Virtual Try-On (VTO)
Diffusion model inference pipeline for garment try-on visualization.
The vto service handles the heavy lifting of running diffusion models for garment try-ons. It takes a person image and a garment image and blends them using configurable inference backends.
Architecture
graph LR
CLIENT["Client"] --> GW["API Gateway"]
GW --> VTO["VTO Service :8004"]
VTO -- "simulated" --> STUB["Stub Response"]
VTO -- "inline" --> GPU["Local GPU Worker"]

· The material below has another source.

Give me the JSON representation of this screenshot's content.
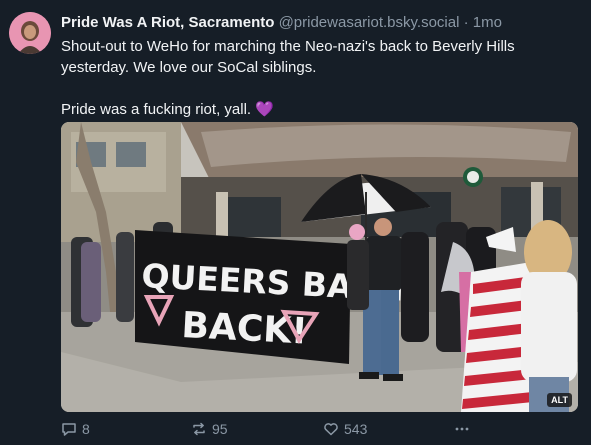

VTO -- "remote" --> REMOTE["Remote Inference Cluster"]Endpoints
| Method | Path | Description |
|---|---|---|
POST | /api/v1/households/{id}/vto/jobs | Create a try-on inference job |
GET | /api/v1/households/{id}/vto/jobs/{jobId} | Poll job state + result images |
Create VTO Job
{
"memberId": "mem_123xyz",
"personImageRef": "gs://anyaself/users/person_01.jpg",
"garmentImageRef": "gs://anyaself/items/jacket_05.jpg",
"category": "TOP",
"poseVariant": "front",
"maskHints": {},
"sessionId": "ses_888xyz"
}Job Response
{
"jobId": "vto_abc123",
"householdId": "h1",
"memberId": "mem_123xyz",
"requestedByUserId": "usr_1",
"state": "SUCCEEDED",
"category": "TOP",
"personImageRef": "gs://...",
"personImageUrl": "https://storage.googleapis.com/...",
"garmentImageRef": "gs://...",
"garmentImageUrl": "https://storage.googleapis.com/...",
"poseVariant": "front",
"cacheKey": "sha256_abc...",
"cacheHit": false,
"resultImageRefs": ["gs://anyaself/vto/result_01.jpg"],
"resultImageUrls": ["https://storage.googleapis.com/..."],
"qualityScore": 0.92,
"warnings": [],
"createdAt": "2026-03-08T10:00:00+00:00",
"updatedAt": "2026-03-08T10:00:05+00:00"
}Job Lifecycle
See Data Models → VTO Job Lifecycle for the state diagram.
| State | Description |
|---|---|
QUEUED | Job created, waiting for worker |
RUNNING | Inference in progress |
SUCCEEDED | Result images available |
FAILED | Model error, timeout, or quality below threshold |
Caching
VTO jobs generate a deterministic cacheKey from the person image, garment image, category, and pose. If a matching result exists, cacheHit: true and the existing result is returned instantly.
Configuration
| Variable | Default | Description |
|---|---|---|
VTO_INFERENCE_BACKEND | simulated | simulated, inline, or remote |
VTO_ENABLE_INLINE_WORKER | true | Start the inline PyTorch worker thread |
VTO_QUALITY_THRESHOLD | 0.0 | Minimum quality score to accept (0.0 = accept all) |
PERSISTENCE_BACKEND | inmemory | firestore or inmemory |
[!NOTE] In local development,
VTO_INFERENCE_BACKEND=simulatedreturns immediate fake results without GPU. Set toinlinefor local GPU execution orremotefor a cluster endpoint.